- Active: 1745–1746
- Country: Kingdom of Great Britain
- Branch: British Army
- Type: Infantry
- Engagements: Jacobite rising of 1745

Commanders
- Colonel of the Regiment: John Manners, Marquess of Granby

= 71st Regiment of Foot (1745) =

The 71st Regiment of Foot, or Granby's Regiment, was a regiment in the British Army from 1745 to 1746.

== History ==
In response to the Jacobite rising of 1745, the regiment was raised on 4 October 1745 in Rutland by Lord John Manners, 3rd Duke of Rutland. Lord Manners' son, John, Marquess of Granby, received a commission as colonel of the regiment. Its lieutenant-colonel was John Stanwix. The new regiment was nicknamed "The Leicester Blues" and received the rank 71st.

Granby's Regiment was the only one of its type that raised the full quota of 780 recruits. It was declared "half complete" on November 4 and ready to move three days later.

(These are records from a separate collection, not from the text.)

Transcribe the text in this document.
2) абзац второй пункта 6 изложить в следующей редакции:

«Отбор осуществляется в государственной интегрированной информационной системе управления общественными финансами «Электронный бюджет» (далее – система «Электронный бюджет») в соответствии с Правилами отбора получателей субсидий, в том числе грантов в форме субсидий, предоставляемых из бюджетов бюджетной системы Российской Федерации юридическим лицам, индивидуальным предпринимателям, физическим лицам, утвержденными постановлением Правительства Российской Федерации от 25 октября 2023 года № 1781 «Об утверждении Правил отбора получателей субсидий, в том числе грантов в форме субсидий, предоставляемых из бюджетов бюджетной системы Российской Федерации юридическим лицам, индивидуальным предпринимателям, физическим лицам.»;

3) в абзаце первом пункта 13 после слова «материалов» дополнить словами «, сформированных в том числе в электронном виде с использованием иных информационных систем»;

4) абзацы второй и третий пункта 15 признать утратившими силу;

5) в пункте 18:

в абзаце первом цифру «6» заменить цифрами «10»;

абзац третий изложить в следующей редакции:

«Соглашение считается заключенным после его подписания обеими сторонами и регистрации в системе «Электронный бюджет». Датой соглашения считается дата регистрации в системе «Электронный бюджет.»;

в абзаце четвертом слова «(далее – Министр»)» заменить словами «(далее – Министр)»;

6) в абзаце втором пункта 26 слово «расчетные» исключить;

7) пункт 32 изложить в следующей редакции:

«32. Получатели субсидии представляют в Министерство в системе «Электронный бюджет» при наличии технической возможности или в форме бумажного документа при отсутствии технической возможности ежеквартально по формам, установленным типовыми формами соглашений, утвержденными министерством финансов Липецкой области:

The ten regiment's companies were scattered: six at Leicester, two at Loughborough and two at Harborough but on November 12, the regiment was to be assembled at Newcastle upon Tyne. Then, to prevent any Jacobite attempt to reach London, it went either to Lichfield or Warwick.

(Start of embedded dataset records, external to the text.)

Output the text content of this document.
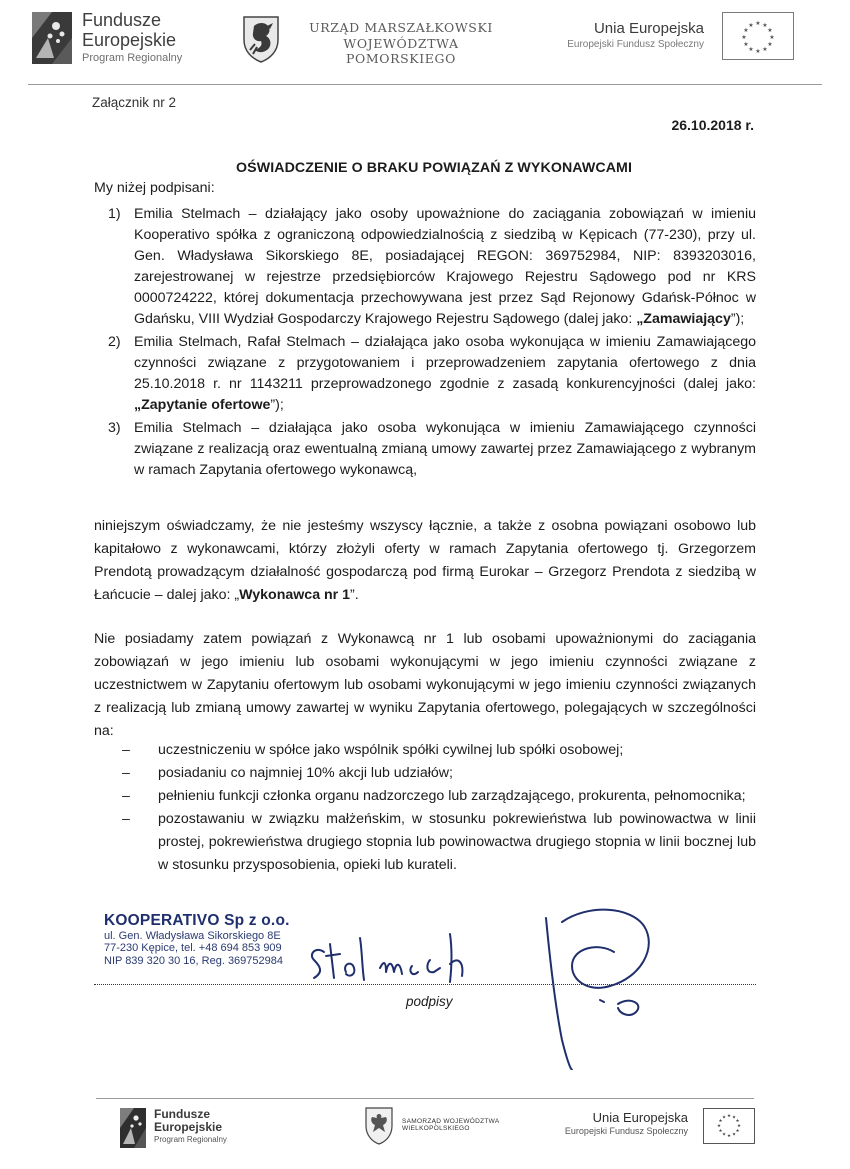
Fundusze
Europejskie
Program Regionalny
URZĄD MARSZAŁKOWSKI
WOJEWÓDZTWA POMORSKIEGO
Unia Europejska
Europejski Fundusz Społeczny
★ ★
★
★
★
★
★
★
★
★
★
★
Załącznik nr 2
26.10.2018 r.
OŚWIADCZENIE O BRAKU POWIĄZAŃ Z WYKONAWCAMI
My niżej podpisani:
1) Emilia Stelmach – działający jako osoby upoważnione do zaciągania zobowiązań w imieniu Kooperativo spółka z ograniczoną odpowiedzialnością z siedzibą w Kępicach (77-230), przy ul. Gen. Władysława Sikorskiego 8E, posiadającej REGON: 369752984, NIP: 8393203016, zarejestrowanej w rejestrze przedsiębiorców Krajowego Rejestru Sądowego pod nr KRS 0000724222, której dokumentacja przechowywana jest przez Sąd Rejonowy Gdańsk-Północ w Gdańsku, VIII Wydział Gospodarczy Krajowego Rejestru Sądowego (dalej jako: „Zamawiający”);
2) Emilia Stelmach, Rafał Stelmach – działająca jako osoba wykonująca w imieniu Zamawiającego czynności związane z przygotowaniem i przeprowadzeniem zapytania ofertowego z dnia 25.10.2018 r. nr 1143211 przeprowadzonego zgodnie z zasadą konkurencyjności (dalej jako: „Zapytanie ofertowe”);
3) Emilia Stelmach – działająca jako osoba wykonująca w imieniu Zamawiającego czynności związane z realizacją oraz ewentualną zmianą umowy zawartej przez Zamawiającego z wybranym w ramach Zapytania ofertowego wykonawcą,

niniejszym oświadczamy, że nie jesteśmy wszyscy łącznie, a także z osobna powiązani osobowo lub kapitałowo z wykonawcami, którzy złożyli oferty w ramach Zapytania ofertowego tj. Grzegorzem Prendotą prowadzącym działalność gospodarczą pod firmą Eurokar – Grzegorz Prendota z siedzibą w Łańcucie – dalej jako: „Wykonawca nr 1”.

Nie posiadamy zatem powiązań z Wykonawcą nr 1 lub osobami upoważnionymi do zaciągania zobowiązań w jego imieniu lub osobami wykonującymi w jego imieniu czynności związane z uczestnictwem w Zapytaniu ofertowym lub osobami wykonującymi w jego imieniu czynności związanych z realizacją lub zmianą umowy zawartej w wyniku Zapytania ofertowego, polegających w szczególności na:

– uczestniczeniu w spółce jako wspólnik spółki cywilnej lub spółki osobowej;
– posiadaniu co najmniej 10% akcji lub udziałów;
– pełnieniu funkcji członka organu nadzorczego lub zarządzającego, prokurenta, pełnomocnika;
– pozostawaniu w związku małżeńskim, w stosunku pokrewieństwa lub powinowactwa w linii prostej, pokrewieństwa drugiego stopnia lub powinowactwa drugiego stopnia w linii bocznej lub w stosunku przysposobienia, opieki lub kurateli.
KOOPERATIVO Sp z o.o.
ul. Gen. Władysława Sikorskiego 8E
77-230 Kępice, tel. +48 694 853 909
NIP 839 320 30 16, Reg. 369752984
podpisy
Fundusze
Europejskie
Program Regionalny
SAMORZĄD WOJEWÓDZTWA
WIELKOPOLSKIEGO
Unia Europejska
Europejski Fundusz Społeczny
★ ★
★
★
★
★
★
★
★
★
★
★
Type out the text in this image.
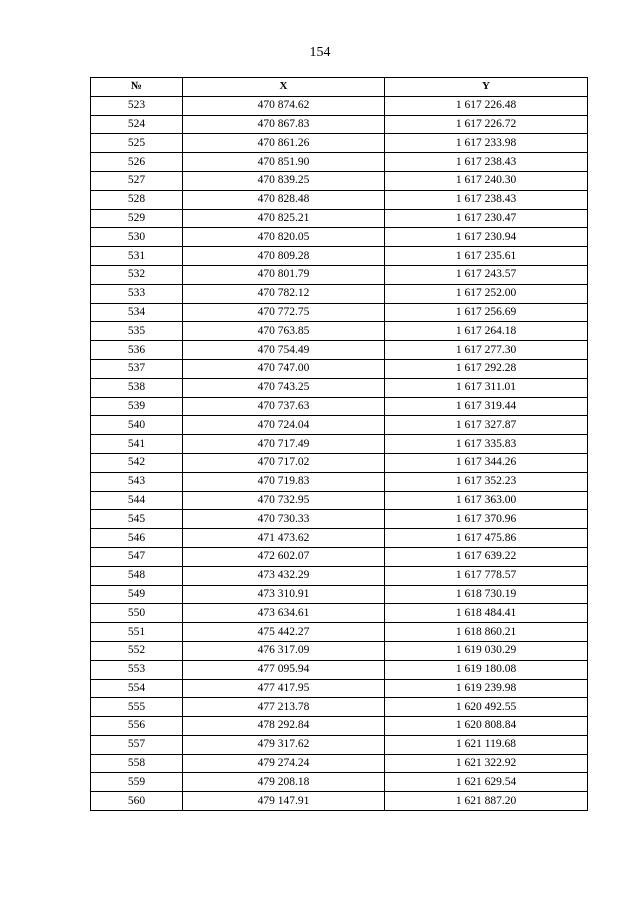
154
№	X	Y
523	470 874.62	1 617 226.48
524	470 867.83	1 617 226.72
525	470 861.26	1 617 233.98
526	470 851.90	1 617 238.43
527	470 839.25	1 617 240.30
528	470 828.48	1 617 238.43
529	470 825.21	1 617 230.47
530	470 820.05	1 617 230.94
531	470 809.28	1 617 235.61
532	470 801.79	1 617 243.57
533	470 782.12	1 617 252.00
534	470 772.75	1 617 256.69
535	470 763.85	1 617 264.18
536	470 754.49	1 617 277.30
537	470 747.00	1 617 292.28
538	470 743.25	1 617 311.01
539	470 737.63	1 617 319.44
540	470 724.04	1 617 327.87
541	470 717.49	1 617 335.83
542	470 717.02	1 617 344.26
543	470 719.83	1 617 352.23
544	470 732.95	1 617 363.00
545	470 730.33	1 617 370.96
546	471 473.62	1 617 475.86
547	472 602.07	1 617 639.22
548	473 432.29	1 617 778.57
549	473 310.91	1 618 730.19
550	473 634.61	1 618 484.41
551	475 442.27	1 618 860.21
552	476 317.09	1 619 030.29
553	477 095.94	1 619 180.08
554	477 417.95	1 619 239.98
555	477 213.78	1 620 492.55
556	478 292.84	1 620 808.84
557	479 317.62	1 621 119.68
558	479 274.24	1 621 322.92
559	479 208.18	1 621 629.54
560	479 147.91	1 621 887.20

In December, the regiment was part of Cumberland's Army that successfully besieged Carlisle.

On January 9, the regiment was ordered to Newcastle, as the Jacobite Army stayed in the North. Even though the regiment was never moved northwards beyond Newcastle, the young Marquess of Granby went to the front as a volunteer on the Duke of Cumberland's field staff and saw active service in the last stages of the insurrection, being present at the Battle of Culloden.

In Newcastle the regiment mutinied because they had not been paid but Granby paid the money owed out of his own pocket before they were due to be disbanded.

The regiment was ordered back to Leicester on 27 June 1746 and disbanded in the second half of August or on December 25.

== Uniform ==
A contemporary portrait of its colonel and a surviving grenadier cap indicate that Granby's Regiment had blue coats with red facings.